Bred of dysfunction, Antrim’s parents marry and divorce, unable to resist the siren call of their unhealthy relationship but finally separating for good. With Louanne’s advancing disease, the father’s weekend visits cease, Donald the family scapegoat, his younger sister the rescuer. At heart, Don remains the object of his mother’s affection and disdain, pulled into the role of man of the house but derided for his failures in her drunken rages.

Because he is a sickly child, encouraged by his mother, son bonds with her in illness, boundaries ignored, virtually crippling a young man searching for identity. Louanne inhabits her own world, bending her children to fit that bizarre space, years of false hubris and “creativity”, delusions and paranoia, her health gradually declining.

In this valiant effort to make peace with his past, the author’s recollections include hallmarks of the disease - the drunken rants, family fights, ritualized holidays designed to obscure the true extent of family disharmony.
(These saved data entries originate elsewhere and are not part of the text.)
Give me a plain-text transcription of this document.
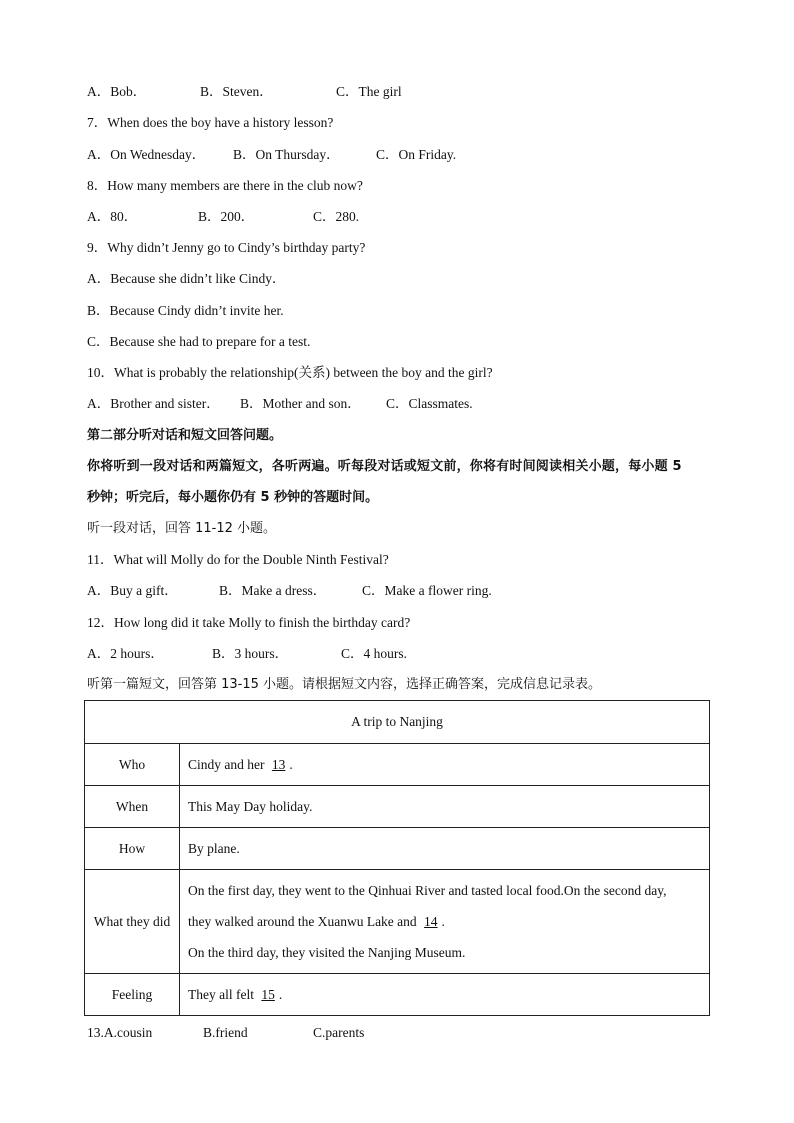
A．Bob．	B．Steven．	C．The girl
7．When does the boy have a history lesson?
A．On Wednesday． B．On Thursday．	C．On Friday.
8．How many members are there in the club now?
A．80．	B．200．	C．280.
9．Why didn’t Jenny go to Cindy’s birthday party?
A．Because she didn’t like Cindy．
B．Because Cindy didn’t invite her.
C．Because she had to prepare for a test.
10．What is probably the relationship(关系) between the boy and the girl?
A．Brother and sister． B．Mother and son． C．Classmates.
第二部分听对话和短文回答问题。
你将听到一段对话和两篇短文，各听两遍。听每段对话或短文前，你将有时间阅读相关小题，每小题 5
秒钟；听完后，每小题你仍有 5 秒钟的答题时间。
听一段对话，回答 11-12 小题。
11．What will Molly do for the Double Ninth Festival?
A．Buy a gift．	B．Make a dress．	C．Make a flower ring.
12．How long did it take Molly to finish the birthday card?
A．2 hours．	B．3 hours．	C．4 hours.
听第一篇短文，回答第 13-15 小题。请根据短文内容，选择正确答案，完成信息记录表。
A trip to Nanjing	
Who	Cindy and her 13 .
When	This May Day holiday.
How	By plane.
What they did	On the first day, they went to the Qinhuai River and tasted local food.On the second day,

they walked around the Xuanwu Lake and 14 .

On the third day, they visited the Nanjing Museum.

Feeling	They all felt 15 .
13.A.cousin	B.friend	C.parents
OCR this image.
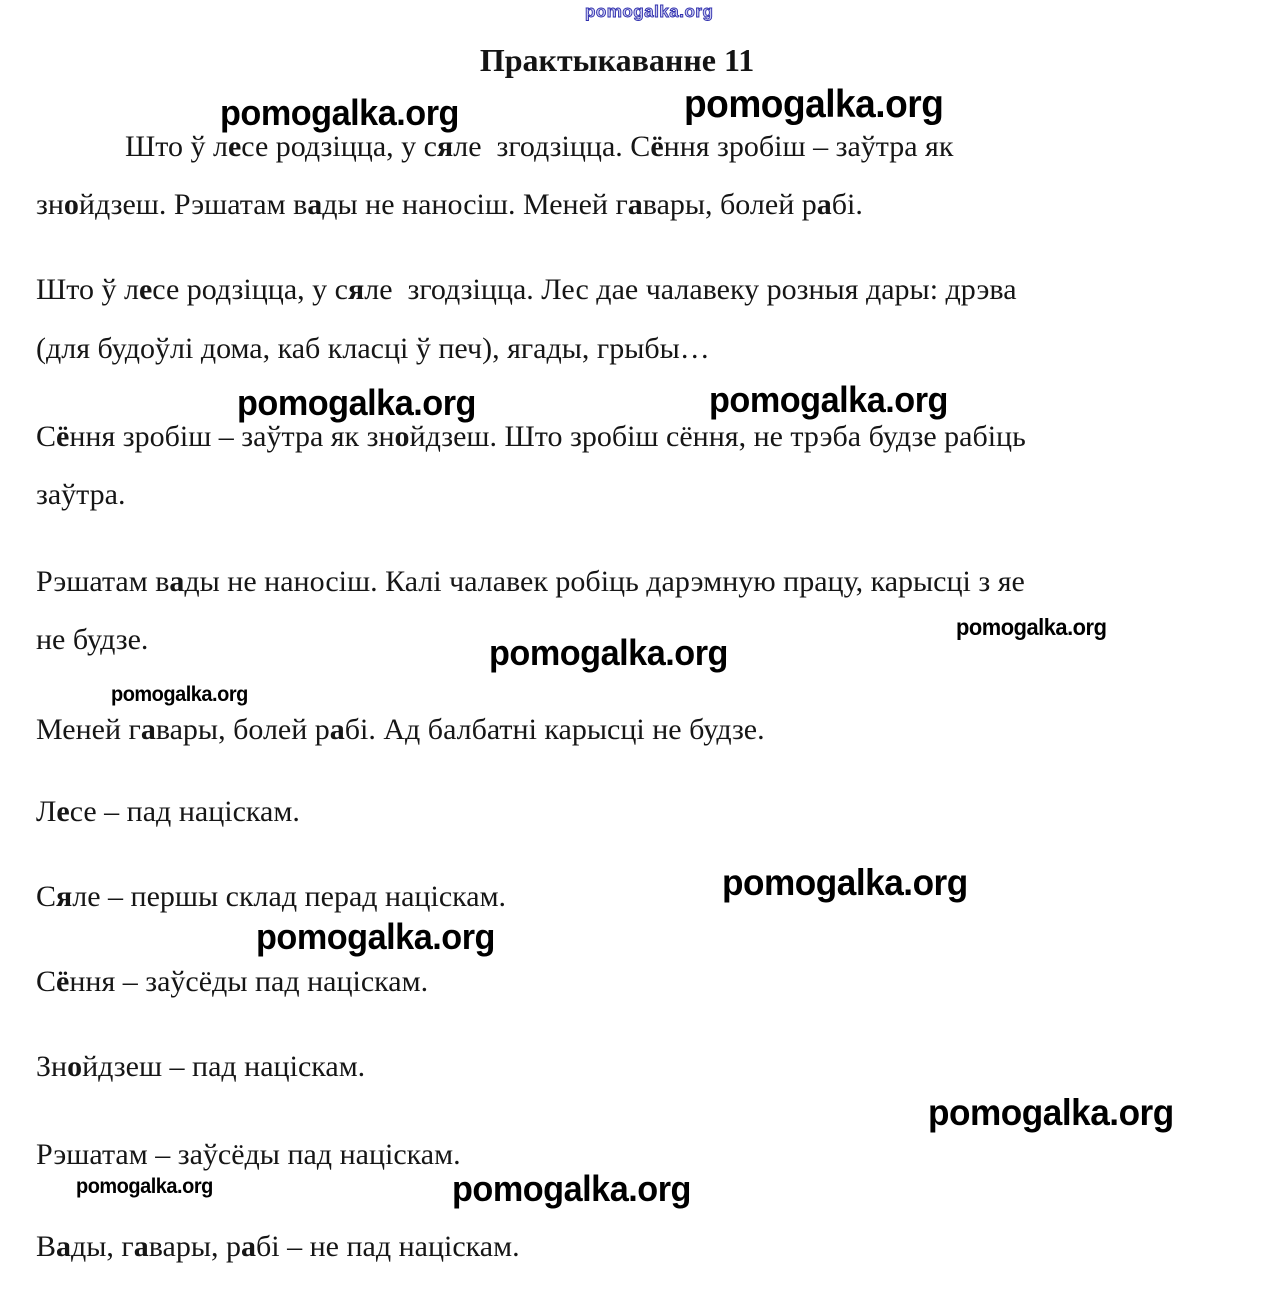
pomogalka.org
pomogalka.org	pomogalka.org
pomogalka.org	pomogalka.org
pomogalka.org
pomogalka.org
pomogalka.org
pomogalka.org
pomogalka.org
pomogalka.org
pomogalka.org	pomogalka.org
Практыкаванне 11
Што ў лесе родзіцца, у сяле  згодзіцца. Сёння зробіш – заўтра як
знойдзеш. Рэшатам вады не наносіш. Меней гавары, болей рабі.
Што ў лесе родзіцца, у сяле  згодзіцца. Лес дае чалавеку розныя дары: дрэва
(для будоўлі дома, каб класці ў печ), ягады, грыбы…
Сёння зробіш – заўтра як знойдзеш. Што зробіш сёння, не трэба будзе рабіць
заўтра.
Рэшатам вады не наносіш. Калі чалавек робіць дарэмную працу, карысці з яе
не будзе.
Меней гавары, болей рабі. Ад балбатні карысці не будзе.
Лесе – пад націскам.
Сяле – першы склад перад націскам.
Сёння – заўсёды пад націскам.
Знойдзеш – пад націскам.
Рэшатам – заўсёды пад націскам.
Вады, гавары, рабі – не пад націскам.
Hyper-responsible, Donald dutifully attends to the needs of his failing mother in her final days.

No matter how the author rationalizes his mother’s eccentricities, the unsaid is as powerful as what is written: Louanne Antrim remains a monster, unable, even in sobriety, to heal the breech with her children or to make amends. To the end, she remains a grasping child. Only in the final pages does the author confront the continued chaos, the violence, the transience of his childhood and his mother’s battle with life: “My mother lived her life inviting death.” Freed from the greedy tentacles of his mother’s fatal disease, Antrim attempts peace with a harrowing past. Fortunately, in the telling begins recovery.